Travieso como la media, más o menos, y de joven sí que pasó por un período algo
bala. Ardores juveniles le llevaron a ser atleta rural, pentatleta, y a apropiarse
de alguna esfera pétrea de verja de casa noble para sus entrenamientos, actos
más de pícaro que de ladrón. Casó con Luisi y se instaló en el pueblo y
domicilio de los padres de ella. Casa y pueblo, entró con buen pie. No se le
recordaban defectos reseñables, salvo ese pequeño exceso de mundanía que
algunos profesionales autónomos prósperos suelen asomar hasta que se les va
haciendo próximo el momento de la pensión. Hasta fue elegido concejal.

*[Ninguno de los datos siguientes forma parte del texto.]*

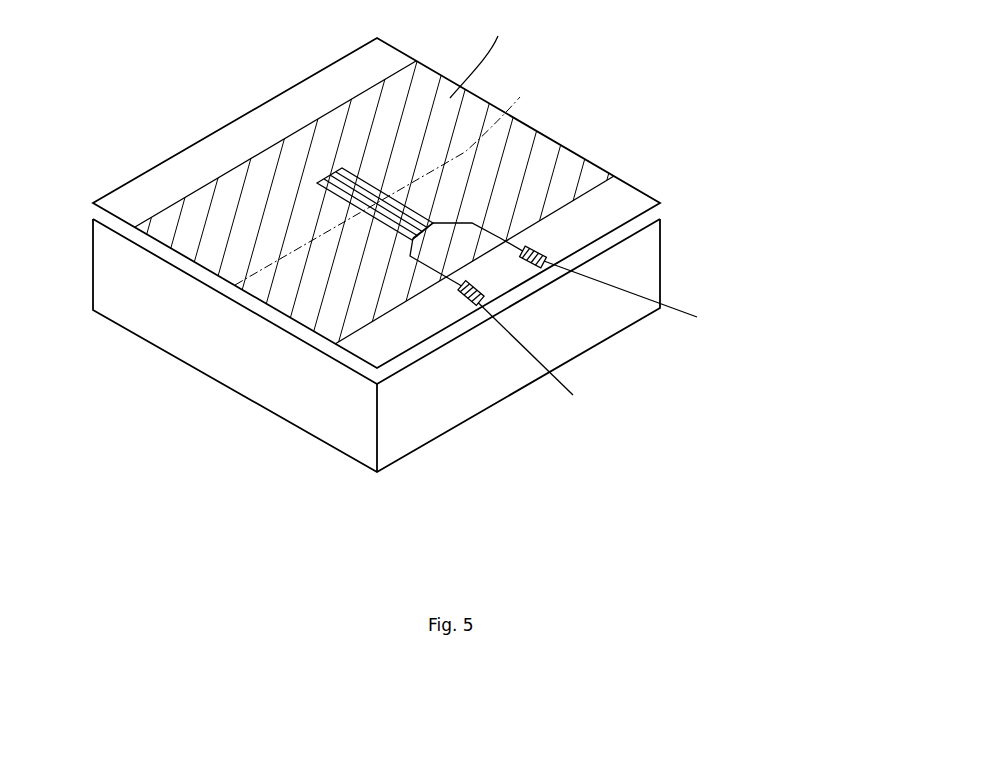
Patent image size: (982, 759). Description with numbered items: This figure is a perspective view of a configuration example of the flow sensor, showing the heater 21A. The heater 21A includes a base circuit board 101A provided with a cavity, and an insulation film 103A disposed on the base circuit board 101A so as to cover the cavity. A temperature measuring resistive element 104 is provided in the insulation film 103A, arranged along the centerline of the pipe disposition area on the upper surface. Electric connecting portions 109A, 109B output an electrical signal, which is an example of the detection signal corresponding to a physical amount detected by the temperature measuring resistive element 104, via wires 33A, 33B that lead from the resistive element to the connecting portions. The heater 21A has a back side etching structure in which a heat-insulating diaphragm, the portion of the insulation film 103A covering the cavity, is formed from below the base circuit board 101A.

The heater 21A is at (599, 101).
The base circuit board 101A is at (660, 262).
The insulation film 103A is at (664, 212).
The temperature measuring resistive element 104 is at (357, 206).
The electric connecting portion 109A is at (542, 251).
The electric connecting portion 109B is at (463, 302).
The wire 33A is at (697, 317).
The wire 33B is at (557, 381).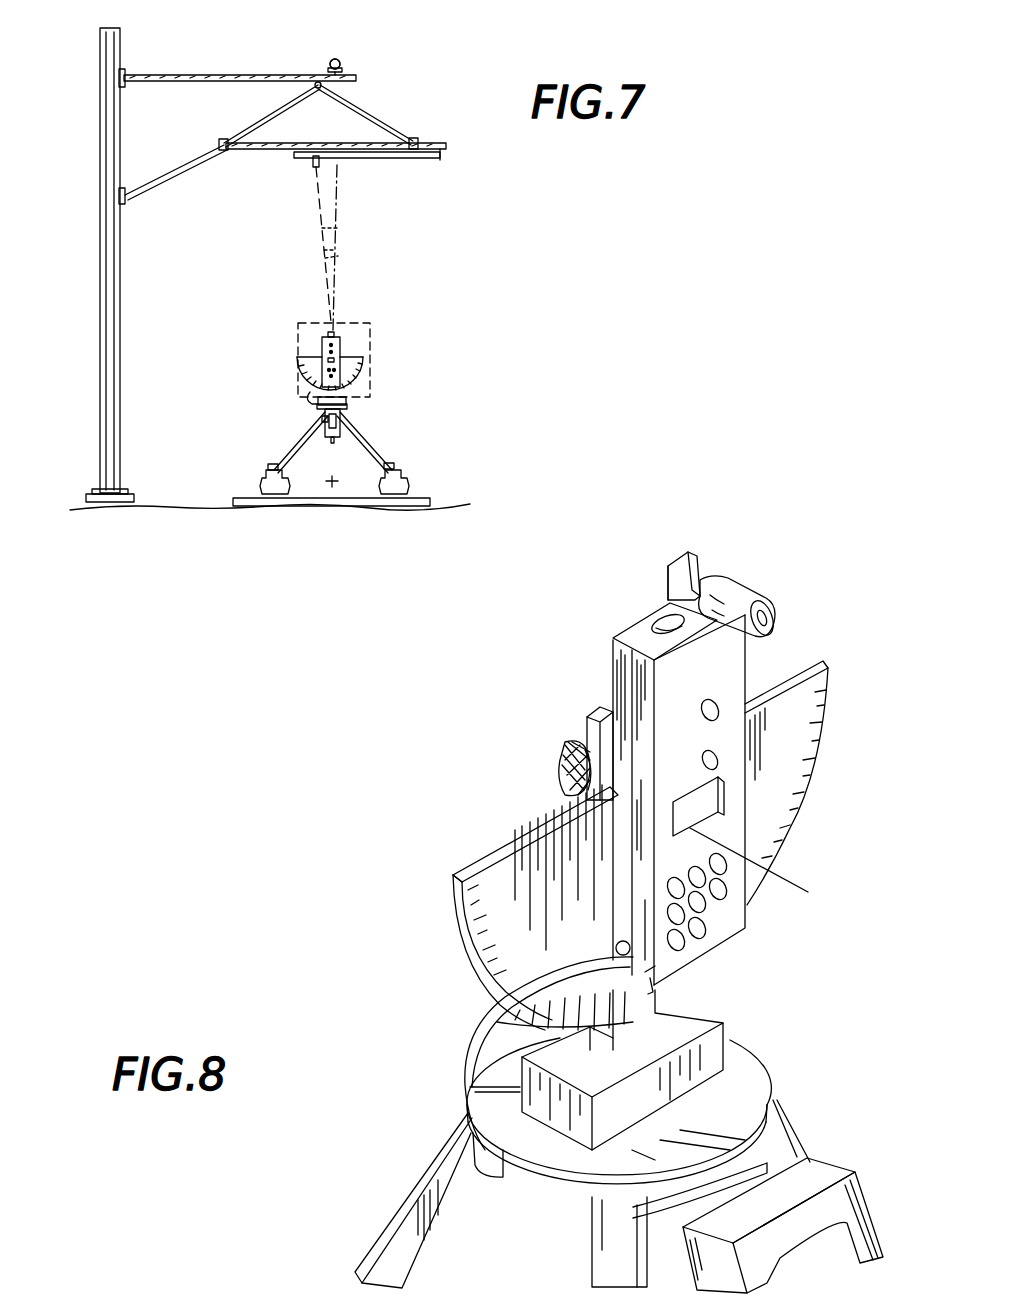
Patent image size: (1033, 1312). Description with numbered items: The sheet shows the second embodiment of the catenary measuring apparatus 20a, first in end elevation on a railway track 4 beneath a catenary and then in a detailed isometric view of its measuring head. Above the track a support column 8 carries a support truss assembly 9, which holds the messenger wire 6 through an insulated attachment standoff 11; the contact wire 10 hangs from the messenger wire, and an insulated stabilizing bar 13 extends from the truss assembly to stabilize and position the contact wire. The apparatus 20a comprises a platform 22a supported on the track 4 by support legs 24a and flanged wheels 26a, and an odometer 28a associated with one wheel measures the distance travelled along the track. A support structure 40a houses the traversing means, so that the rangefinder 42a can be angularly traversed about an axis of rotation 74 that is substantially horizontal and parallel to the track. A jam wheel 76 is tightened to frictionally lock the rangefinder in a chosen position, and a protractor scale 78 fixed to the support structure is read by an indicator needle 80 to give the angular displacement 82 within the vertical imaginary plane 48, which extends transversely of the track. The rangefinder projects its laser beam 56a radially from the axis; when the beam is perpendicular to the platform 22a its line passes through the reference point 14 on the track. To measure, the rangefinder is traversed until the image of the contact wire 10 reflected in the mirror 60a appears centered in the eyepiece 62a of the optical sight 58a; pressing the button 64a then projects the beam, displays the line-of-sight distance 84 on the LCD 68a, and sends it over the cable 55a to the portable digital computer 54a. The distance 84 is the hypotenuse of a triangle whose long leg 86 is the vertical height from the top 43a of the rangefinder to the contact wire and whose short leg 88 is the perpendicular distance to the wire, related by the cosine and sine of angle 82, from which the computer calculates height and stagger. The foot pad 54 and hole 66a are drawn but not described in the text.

In FIG. 7, the railway track 4 is at (482, 500).
In FIG. 7, the messenger wire 6 is at (336, 58).
In FIG. 7, the support column 8 is at (100, 136).
In FIG. 7, the support truss assembly 9 is at (206, 77).
In FIG. 7, the contact wire 10 is at (310, 160).
In FIG. 7, the insulated attachment standoff 11 is at (342, 68).
In FIG. 7, the insulated stabilizing bar 13 is at (425, 160).
In FIG. 7, the reference point 14 is at (336, 490).
In FIG. 7, the catenary measuring apparatus 20a is at (453, 376).
In FIG. 8, the catenary measuring apparatus 20a is at (455, 860).
In FIG. 7, the platform 22a is at (347, 407).
In FIG. 8, the platform 22a is at (760, 1072).
In FIG. 7, the support legs 24a is at (370, 434).
In FIG. 8, the support legs 24a is at (430, 1172).
In FIG. 7, the flanged wheels 26a is at (405, 468).
In FIG. 7, the odometer 28a is at (292, 492).
In FIG. 8, the support structure 40a is at (655, 1035).
In FIG. 8, the rangefinder 42a is at (735, 662).
In FIG. 8, the top of rangefinder 43a is at (612, 625).
In FIG. 7, the imaginary plane 48 is at (372, 330).
In FIG. 8, the foot pad 54 is at (815, 1165).
In FIG. 7, the portable digital computer 54a is at (310, 422).
In FIG. 7, the cable 55a is at (300, 390).
In FIG. 8, the cable 55a is at (482, 1005).
In FIG. 7, the laser beam 56a is at (326, 250).
In FIG. 8, the optical sight 58a is at (742, 570).
In FIG. 8, the mirror 60a is at (697, 556).
In FIG. 8, the eyepiece 62a is at (770, 605).
In FIG. 8, the button 64a is at (758, 700).
In FIG. 8, the hole 66a is at (652, 620).
In FIG. 8, the LCD 68a is at (712, 820).
In FIG. 8, the axis of rotation 74 is at (555, 753).
In FIG. 8, the jam wheel 76 is at (562, 768).
In FIG. 8, the protractor scale 78 is at (783, 748).
In FIG. 8, the indicator needle 80 is at (657, 984).
In FIG. 7, the angular displacement 82 is at (335, 258).
In FIG. 7, the line-of-sight distance 84 is at (320, 232).
In FIG. 7, the long leg 86 is at (335, 228).
In FIG. 7, the short leg 88 is at (340, 160).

Un buen día la discusión de la
esposa con sus padres se acaloró más de lo normal y Julián Joxe, expeditivo,
adoptó una decisión que, vista desde hoy, fue más digna que inteligente. Salió
de aquella casa argumentando que su mujer, la hija de la casa, nunca más
volvería a ser tratada de aquella manera. La esposa no cruzó el umbral y
nuestro personaje se tuvo que venir para el pueblo sin compañía. Los días que
le sucedieron la comidilla fueron las vueltas que Julián Joxe daba a la
centralita telefónica con las intenciones que todos le suponíamos.
A mí mismo me pasó un día que discutí y
salí de casa sin mi habitual servicio de escolta. Cerrada la puerta me di
cuenta de mi situación. Llovía y no había alma en la calle, me refugié en mi
paraguas. No volví a casa hasta que no tuve conciencia de que mi felicidad dependía
de factores que eran mucho más importantes que una falsa sensación de
indignidad.
Cuánto me acuerdo de Julián Joxé, y de
mi paseo sin escolta, cuando me llegan los ecos, pavorosos muchos, del Brexit y del procés. Pena, no envidia.